Die Plattform geistiges Eigentum versucht die beste Lösung für Schriftstellerinnen und Schriftsteller in bezug auf das Google Library Project zu finden, ein projekt, das Geschriebenes kostenlos der Öffentlichkeit zugänglich macht, ohne die Autoren der Texte dementsprechend abzufinden. Es geht um einen ordentlichen Umgang mit Copyright. Literar Mechana versucht hier ein akzeptables Geschäftsmodell aufzubauen (www.literar.at) und Autorinnen und Autoren in der Vertretung ihrer Rechte gegenüber Google zu unterstützen, so steht zumindest in der WienZeile.

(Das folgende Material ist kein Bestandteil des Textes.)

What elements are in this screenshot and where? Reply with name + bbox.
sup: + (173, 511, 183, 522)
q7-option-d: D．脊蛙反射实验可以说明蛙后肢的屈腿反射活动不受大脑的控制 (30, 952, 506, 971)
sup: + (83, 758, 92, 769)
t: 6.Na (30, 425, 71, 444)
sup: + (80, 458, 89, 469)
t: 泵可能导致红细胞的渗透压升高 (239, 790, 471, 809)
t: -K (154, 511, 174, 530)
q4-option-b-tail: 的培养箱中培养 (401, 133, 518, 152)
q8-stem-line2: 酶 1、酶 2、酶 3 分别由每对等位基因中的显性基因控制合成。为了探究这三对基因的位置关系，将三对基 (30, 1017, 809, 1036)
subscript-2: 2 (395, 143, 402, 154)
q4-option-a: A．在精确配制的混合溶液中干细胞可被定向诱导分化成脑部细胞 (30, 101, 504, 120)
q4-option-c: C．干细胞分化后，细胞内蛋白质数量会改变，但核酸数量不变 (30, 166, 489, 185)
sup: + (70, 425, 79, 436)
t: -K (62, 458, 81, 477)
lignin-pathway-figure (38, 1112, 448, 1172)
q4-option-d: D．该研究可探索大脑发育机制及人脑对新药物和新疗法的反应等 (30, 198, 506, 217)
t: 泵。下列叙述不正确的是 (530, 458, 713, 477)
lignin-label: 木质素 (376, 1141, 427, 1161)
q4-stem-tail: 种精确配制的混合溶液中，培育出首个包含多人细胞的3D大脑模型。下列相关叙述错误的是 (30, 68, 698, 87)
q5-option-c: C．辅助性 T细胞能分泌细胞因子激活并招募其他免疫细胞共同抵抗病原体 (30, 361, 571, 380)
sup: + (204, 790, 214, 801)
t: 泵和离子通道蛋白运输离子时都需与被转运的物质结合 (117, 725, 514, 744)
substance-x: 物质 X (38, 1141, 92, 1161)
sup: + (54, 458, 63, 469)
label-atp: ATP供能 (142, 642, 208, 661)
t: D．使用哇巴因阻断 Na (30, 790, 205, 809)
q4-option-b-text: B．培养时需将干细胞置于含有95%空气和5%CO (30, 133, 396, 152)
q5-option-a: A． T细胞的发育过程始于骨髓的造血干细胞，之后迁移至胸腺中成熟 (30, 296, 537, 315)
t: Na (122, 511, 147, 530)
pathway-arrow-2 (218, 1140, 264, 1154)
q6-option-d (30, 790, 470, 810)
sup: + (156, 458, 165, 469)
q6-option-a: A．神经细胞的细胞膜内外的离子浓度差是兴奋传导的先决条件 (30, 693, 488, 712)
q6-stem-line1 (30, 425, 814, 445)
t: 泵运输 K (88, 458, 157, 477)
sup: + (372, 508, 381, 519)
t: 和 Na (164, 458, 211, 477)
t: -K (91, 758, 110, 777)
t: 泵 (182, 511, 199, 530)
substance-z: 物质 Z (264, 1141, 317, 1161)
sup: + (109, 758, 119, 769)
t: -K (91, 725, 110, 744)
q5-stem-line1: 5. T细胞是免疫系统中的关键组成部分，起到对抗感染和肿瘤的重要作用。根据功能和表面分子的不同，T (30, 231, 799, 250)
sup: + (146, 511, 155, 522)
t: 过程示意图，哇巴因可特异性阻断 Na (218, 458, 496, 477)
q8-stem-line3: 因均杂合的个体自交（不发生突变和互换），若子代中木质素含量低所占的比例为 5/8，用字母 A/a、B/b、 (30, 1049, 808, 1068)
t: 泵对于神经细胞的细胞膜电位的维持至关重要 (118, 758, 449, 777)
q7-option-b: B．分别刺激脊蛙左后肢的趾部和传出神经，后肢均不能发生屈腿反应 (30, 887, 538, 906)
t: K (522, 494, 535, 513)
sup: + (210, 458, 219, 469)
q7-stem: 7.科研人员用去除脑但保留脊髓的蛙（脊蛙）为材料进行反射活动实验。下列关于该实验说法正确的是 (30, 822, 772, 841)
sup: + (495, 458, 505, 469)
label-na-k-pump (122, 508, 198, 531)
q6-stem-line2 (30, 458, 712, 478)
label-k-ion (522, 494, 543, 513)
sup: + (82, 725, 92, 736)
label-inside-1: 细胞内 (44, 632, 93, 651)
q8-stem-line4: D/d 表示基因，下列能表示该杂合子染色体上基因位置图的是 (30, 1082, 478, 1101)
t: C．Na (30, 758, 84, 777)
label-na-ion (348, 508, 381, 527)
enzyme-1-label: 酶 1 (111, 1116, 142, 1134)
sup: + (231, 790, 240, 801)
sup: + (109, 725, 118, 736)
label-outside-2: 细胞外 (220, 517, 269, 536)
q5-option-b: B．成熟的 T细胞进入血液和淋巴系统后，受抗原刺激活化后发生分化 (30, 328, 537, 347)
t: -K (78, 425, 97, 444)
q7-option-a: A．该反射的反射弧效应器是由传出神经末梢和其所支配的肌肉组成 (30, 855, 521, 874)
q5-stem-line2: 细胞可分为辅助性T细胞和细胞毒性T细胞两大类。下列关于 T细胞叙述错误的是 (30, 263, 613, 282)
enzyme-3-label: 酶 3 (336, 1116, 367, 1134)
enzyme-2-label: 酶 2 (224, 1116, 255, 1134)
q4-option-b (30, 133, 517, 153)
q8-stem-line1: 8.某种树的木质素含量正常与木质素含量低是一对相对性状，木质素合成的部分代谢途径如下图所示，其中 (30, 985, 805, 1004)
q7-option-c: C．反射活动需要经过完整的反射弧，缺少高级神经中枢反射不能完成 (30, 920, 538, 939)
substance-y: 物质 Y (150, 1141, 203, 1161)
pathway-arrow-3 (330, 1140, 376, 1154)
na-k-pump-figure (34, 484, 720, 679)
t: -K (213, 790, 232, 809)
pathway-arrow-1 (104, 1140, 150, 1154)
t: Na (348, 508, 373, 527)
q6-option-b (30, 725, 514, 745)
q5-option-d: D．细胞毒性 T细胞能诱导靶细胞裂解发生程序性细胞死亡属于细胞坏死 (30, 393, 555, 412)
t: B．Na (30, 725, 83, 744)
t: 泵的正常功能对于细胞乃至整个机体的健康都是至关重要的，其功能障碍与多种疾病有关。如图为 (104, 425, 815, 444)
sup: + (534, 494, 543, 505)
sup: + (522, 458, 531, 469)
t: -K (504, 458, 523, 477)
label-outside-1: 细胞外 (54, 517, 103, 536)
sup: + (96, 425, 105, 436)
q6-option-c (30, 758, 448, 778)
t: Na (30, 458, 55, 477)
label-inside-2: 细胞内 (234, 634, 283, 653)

Die Entsperrung der Black Flag News Art (Günther Geiger)
WienZeile 55/2009

Da tauchen eine Reihe von fantastischer Namen auf: Fen Fen, Schwarzer Balken, Admiral Plato, Wodan Gerwulf, Tsin Gun, Frechynski, Mahmoud Zackling, Kapitän Peraupt, Chainshaw, Rumpelfilz. Ein gespräch ist es, das dargestellt wird. Und irgendwie geht es um ein Interland, von Nazis und ihren Ablegern durchseucht. Verstanden hab ich nichts, und ob die Erzählung wirklich frei erfunden und jedwede Ähnlichkeit mit lebenden oder toten Personen unmöglich ist, wie es zum Schluss heißt, kann ich nicht nachvollziehen, würd aber eher glauben, dass da einiges nicht Erfundenes mitschwingt.

Nachruf für meinen Mann
WienZeile 55/2009

Christian Arnulf Hecher 3.8.1959 geboren, verstorben April 2009. Maler, Grafiker und Karikaturist. Zahlreiche Ausstellungen. Bilder sind im Internet zu sehen unter http://www.unik.at/Kuenstler.php?Kat=1&ID=7&Kuenstler=11

Soweit zur mir bis dato unbekannten WienZeile. Wenn mir wieder mal eine unterkommt (angeboten wird im Straßenverkauf) werd ich sicher zugreifen, für ein fixes Abo ist derzeit mein Budget nicht ausgerichtet. Außerdem liegen ja die abonnierten Zeitschriften ungelesen herum, im literarischen aktuell heute eingetroffen das neue Literatur und Kritik, im künstlerischen das neue Kunstforum, im psychologischen die eigentlich fast schon alte (Juliausgabe) Psyche und im politischen die ksö-nachrichten. Also Lesestoff in Hülle und Fülle, daneben das Nobelpreisprojekt, angekommen im Jahre 1905, Sienkiewicz (Quo vadis – da will ich mir auch den Film geben), bei dem ich mich ein wenig aufhalten will, eventuell auch seine Polen-Trilogie reinziehen, dann ist ja da auch der Prix Goncourt schon parallel mitzudenken. Dem Leseabenteuer im Kopf steht also überhaupt nichts im Wege.